2015 Apr 17th

Why Lockboxes Help a Hoboken Condo Seller

It’s Friday.  My day to make appointments for showing buyers properties over the weekend.  I’ve been telling you for the past year what a shortage of inventory there is in the Hoboken real estate market.  How every nice property receives multiple bids.  Those same properties, before the bids come rolling in, are also in extremely high demand for showings by agents.  Saturday and Sunday are the busy days – it’s when most buyers are off from work and can go looking at prospective homes.  One would think that a listing agent, whose job it is to get the most money in the least amount of time for the seller, would understand that easy access to the property is in the seller’s interest.  Real estate is nothing more than supply and demand.  The more people who see a place, the more offers there are likely to be presented.  The more offers there are, the more money the seller is likely to get.  Simple stuff. chicken I just called to make an appointment to show a new listing at a very sought-after complex.  One where 2 bedrooms have been selling like hotcakes and prices have escalated by $100k in a year.  I was told there was one key at the office.  When I suggested that maybe the listing agent put a lockbox on the property, at least for the weekend, he told me he “doesn’t do” lockboxes.  It’s too much trouble “because the key could get lost”.  Well, the key can get lost no matter if I take it out of a lockbox or get it from the office.  The problem is that on Sunday morning, when 50 agents all want to show the same unit, and there is no open house and only one set of keys, chaos ensues.  Some agent has the key, the listing office is not sure which one has it, and we all run around after each other playing chase down the key instead of being able to do our jobs professionally.  Sometimes you just can’t get the key so the property doesn’t get shown.  Yes, I find this incredibly frustrating.  But you know who really suffers?  The seller.  There are real buyers who want to see the place who don’t get in because there is only one set of keys and no lockbox.

  1. Craig

    I think the perspective of property owners still living in the residence for sale is in order here. The problem with the old manual tumbler type of lock boxes most agents still insist on using is that they are not secure. Don’t take my word for it. Check out the YouTube videos where amateurs easily defeat them in about a minute – and show the rest of the world how to do it in the process.

    In my opinion, if every agent universally used the Supra electronic models, then using a lock box wouldn’t be an issue. But I have yet to see an agent in Hoboken use one. They require agents to use an electronic key card that only authorized users can get to access the box, and an electronic log is kept of who accessed the property and when. That way if anything happens, there’s a record of who was in the home at the time.

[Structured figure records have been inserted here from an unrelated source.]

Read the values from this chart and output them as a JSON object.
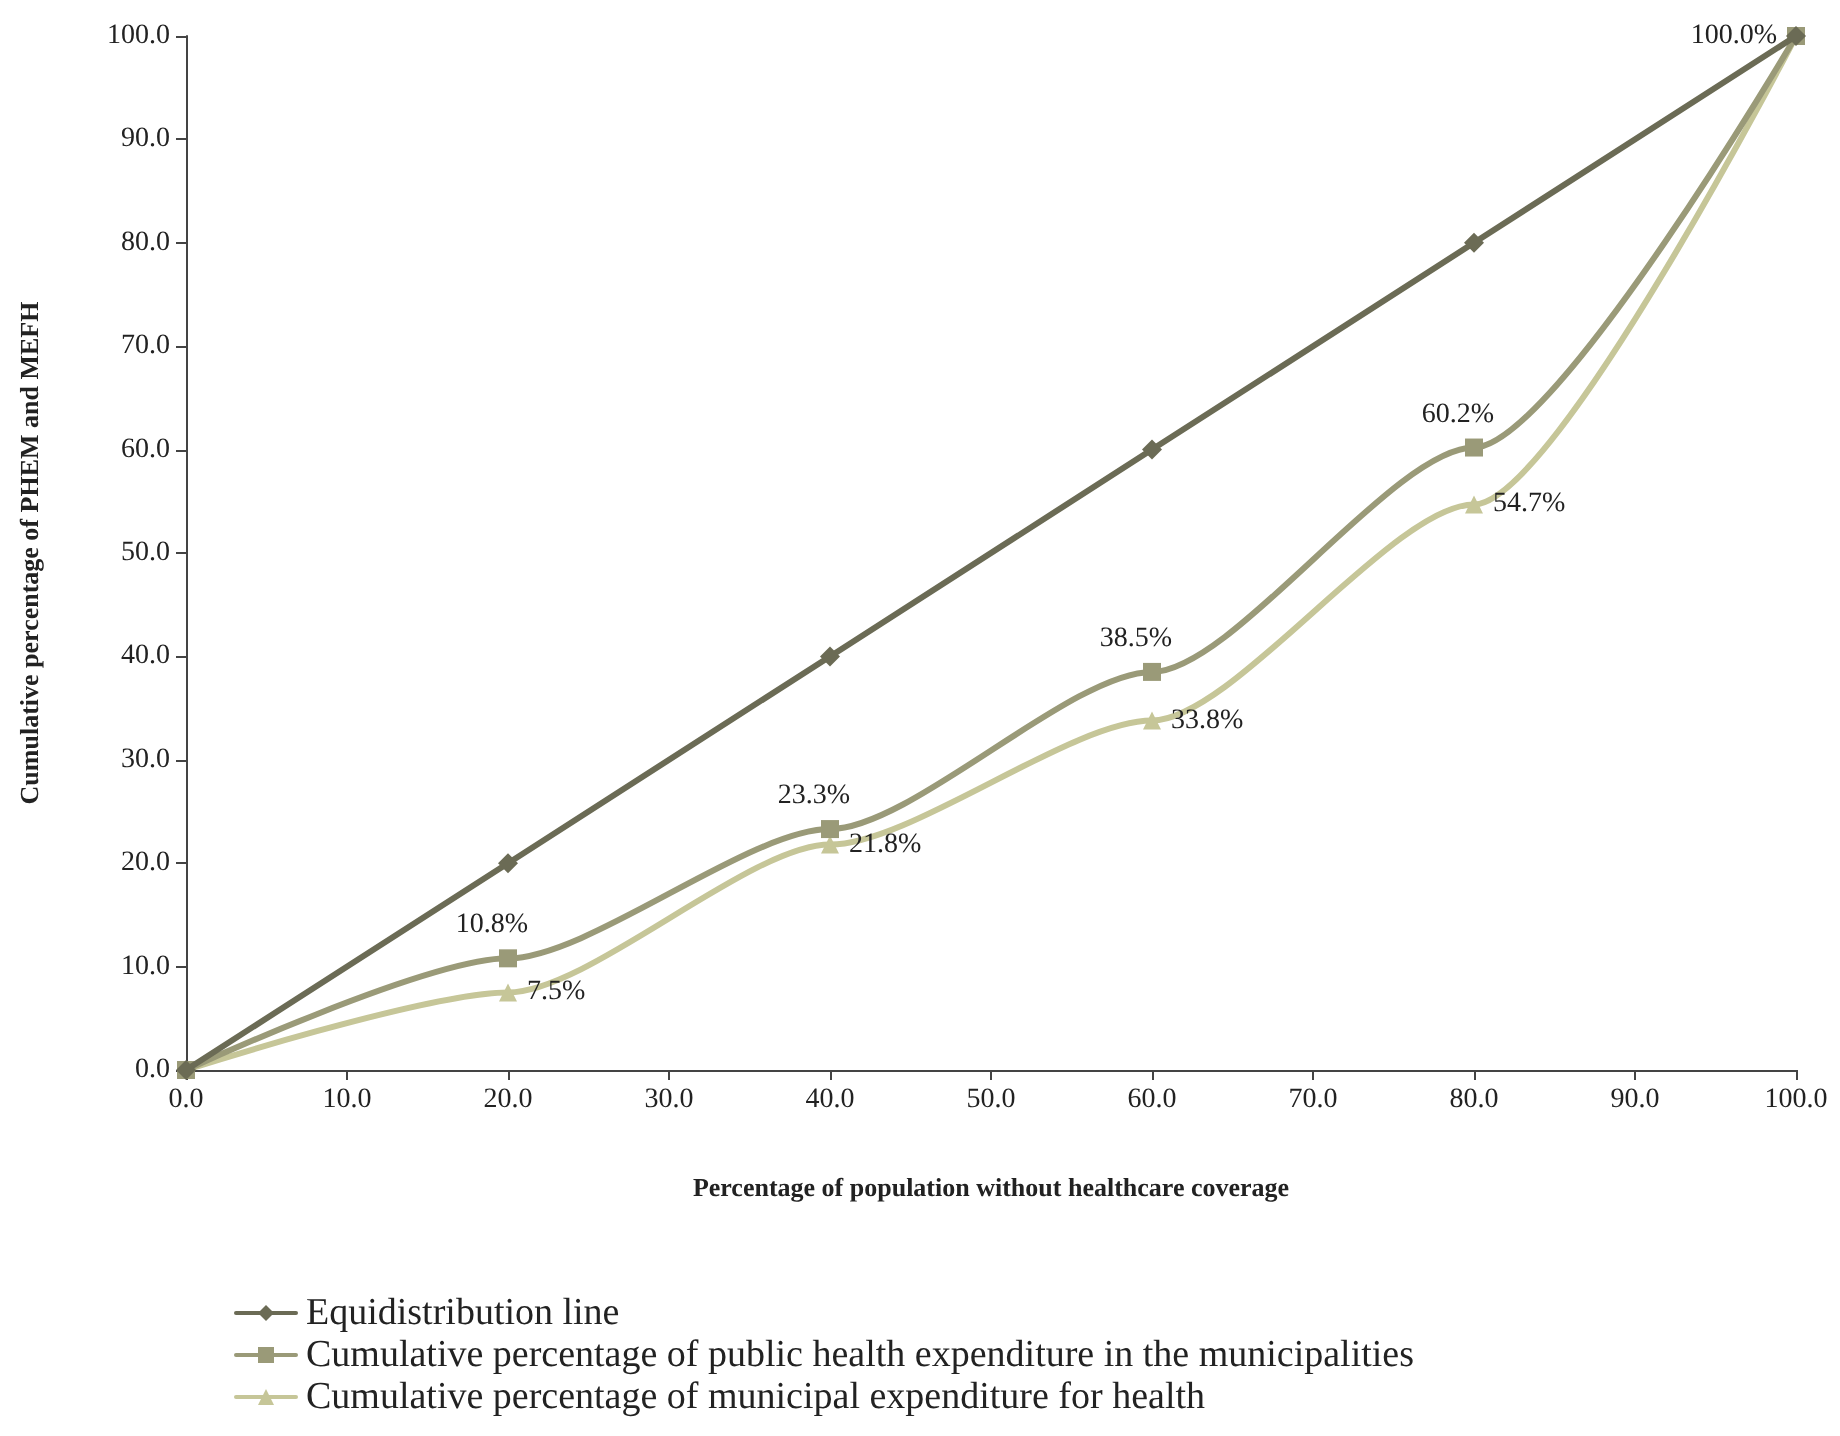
{
  "chart_data": {
    "type": "line",
    "xlabel": "Percentage of population without healthcare coverage",
    "ylabel": "Cumulative percentage of PHEM and MEFH",
    "x": [
      0,
      20,
      40,
      60,
      80,
      100
    ],
    "series": [
      {
        "name": "Equidistribution line",
        "color": "#6b6b55",
        "marker": "diamond",
        "values": [
          0,
          20,
          40,
          60,
          80,
          100
        ]
      },
      {
        "name": "Cumulative percentage of public health expenditure in the municipalities",
        "color": "#9a9a78",
        "marker": "square",
        "values": [
          0,
          10.8,
          23.3,
          38.5,
          60.2,
          100
        ],
        "value_labels": [
          null,
          "10.8%",
          "23.3%",
          "38.5%",
          "60.2%",
          "100.0%"
        ]
      },
      {
        "name": "Cumulative percentage of municipal expenditure for health",
        "color": "#c6c698",
        "marker": "triangle",
        "values": [
          0,
          7.5,
          21.8,
          33.8,
          54.7,
          100
        ],
        "value_labels": [
          null,
          "7.5%",
          "21.8%",
          "33.8%",
          "54.7%",
          null
        ]
      }
    ],
    "xlim": [
      0,
      100
    ],
    "xticks": [
      {
        "value": 0,
        "label": "0.0"
      },
      {
        "value": 10,
        "label": "10.0"
      },
      {
        "value": 20,
        "label": "20.0"
      },
      {
        "value": 30,
        "label": "30.0"
      },
      {
        "value": 40,
        "label": "40.0"
      },
      {
        "value": 50,
        "label": "50.0"
      },
      {
        "value": 60,
        "label": "60.0"
      },
      {
        "value": 70,
        "label": "70.0"
      },
      {
        "value": 80,
        "label": "80.0"
      },
      {
        "value": 90,
        "label": "90.0"
      },
      {
        "value": 100,
        "label": "100.0"
      }
    ],
    "ylim": [
      0,
      100
    ],
    "yticks": [
      {
        "value": 0,
        "label": "0.0"
      },
      {
        "value": 10,
        "label": "10.0"
      },
      {
        "value": 20,
        "label": "20.0"
      },
      {
        "value": 30,
        "label": "30.0"
      },
      {
        "value": 40,
        "label": "40.0"
      },
      {
        "value": 50,
        "label": "50.0"
      },
      {
        "value": 60,
        "label": "60.0"
      },
      {
        "value": 70,
        "label": "70.0"
      },
      {
        "value": 80,
        "label": "80.0"
      },
      {
        "value": 90,
        "label": "90.0"
      },
      {
        "value": 100,
        "label": "100.0"
      }
    ],
    "grid": false,
    "legend": "bottom left",
    "line_style": "solid"
  }
}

    Why every real estate agent hasn’t switched over to the electronic models is beyond me. But as long as some use the old manual combination tumbler models, I as a seller personally would only consider those for use on a vacant residence.

  2. Lori

    Craig – if you had the experience with keys that I do, you are kidding yourself to think that the current system of picking up keys at the respective realtor offices is secure. Keys are misplaced and lost all the time. I have often had an agent hand me the keys to an apartment in the middle of the street without even asking who I was. I have had agents get angry because I asked their name and agency and for a business card before I would pass keys on to them. A lockbox is no less secure and, truthfully, in 11 years of selling real estate in Hoboken I have NEVER heard of an incident of a lockbox being broken into or an apartment being entered wrongly as a result of a lockbox. We are switching to the Supra system but most agents are against it because it is very expensive and we pay for it personally.

  3. Craig

    You make an excellent point Lori. However, my thinking is leaving a key in the office may not be any more secure than an old tumbler style lockbox – but at least the property owner knows who to hold responsible if the key is lost. That’s basically the advantage of the Supra system. If something happens, you at least know who had the key at any given time during the day.